The United States Department of Health and Human Services (HHS) handles one of the most essential and basic functions of government: public health. Its mission is “to enhance the health and well-being of all Americans, by providing for effective health and human services and by fostering sound, sustained advances in the sciences underlying medicine, public health, and social services.”
The U.S. Secretary of Health and Human Services leads HHS. It is an important post that requires a knowledgeable and experienced individual.
The previous HHS Secretary under President Donald J. Trump, Tom Price, was a medical doctor with decades of health care policy experience.
Kathleen Sebelius and Sylvia Burwell, who both served as HHS Secretary under President Barack Obama, also had significant health care management background before being nominated.
Sure, one can disagree with their political philosophies and policies (I sure did). Still, Sibelius was the Insurance Commissioner of Kansas for eight years before becoming the Governor of Kansas. Burwell worked for the Bill and Melinda Gates Foundation, becoming the president of their Global Development Program which is highly influential in developing global health policy.
The question is, why in the world is California Attorney General Xavier Becerra President Joe Biden’s nominee for HHS?
A Rabid Abortion Activist
Look, Becerra is an accomplished attorney of Mexican descent, so I’m sympathetic.
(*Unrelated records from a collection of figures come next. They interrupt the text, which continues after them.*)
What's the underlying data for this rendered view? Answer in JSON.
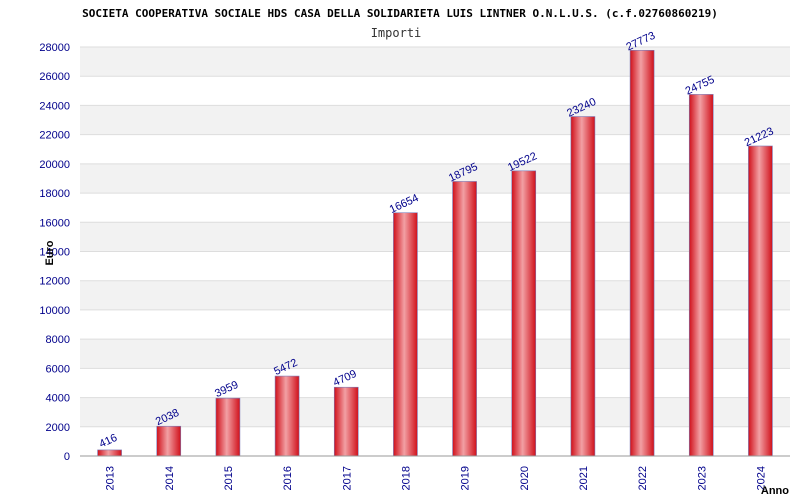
{
  "chart_data": {
    "type": "bar",
    "title": "SOCIETA COOPERATIVA SOCIALE HDS CASA DELLA SOLIDARIETA LUIS LINTNER O.N.L.U.S. (c.f.02760860219)",
    "subtitle": "Importi",
    "xlabel": "Anno",
    "ylabel": "Euro",
    "categories": [
      "2013",
      "2014",
      "2015",
      "2016",
      "2017",
      "2018",
      "2019",
      "2020",
      "2021",
      "2022",
      "2023",
      "2024"
    ],
    "values": [
      416,
      2038,
      3959,
      5472,
      4709,
      16654,
      18795,
      19522,
      23240,
      27773,
      24755,
      21223
    ],
    "ylim": [
      0,
      28000
    ],
    "yticks": [
      0,
      2000,
      4000,
      6000,
      8000,
      10000,
      12000,
      14000,
      16000,
      18000,
      20000,
      22000,
      24000,
      26000,
      28000
    ],
    "grid": true,
    "bar_color": "#e8202a"
  }
}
But Gen. Becerra has zero experience in public health care. Unlike with previous candidates, his career does not suggest he even cares about public health policy.
Gen. Becerra was admitted to the California State Bar in 1985. The next year he was an administrative assistant for California State Senator Art Torres. He then served as deputy attorney general for three years, and his next move was to run and become a State Assemblyman for two years, where he worked on laws revising criminal sentencing.
Then, before taking his current post as Attorney General for California (in 2017), he went to the U.S. House of Representatives, where, again, nothing stands out about his interest in health care policy.
Except in one area: abortion. That has been his focus. Gen. Becerra is a political operative, prosecutor, and a rabid abortion activist. Does that qualify him to lead the nation’s health care policy?
Put aside the abortion issue. There are plenty of abortion proponents with enormous health care experience. Why is Becerra the pick?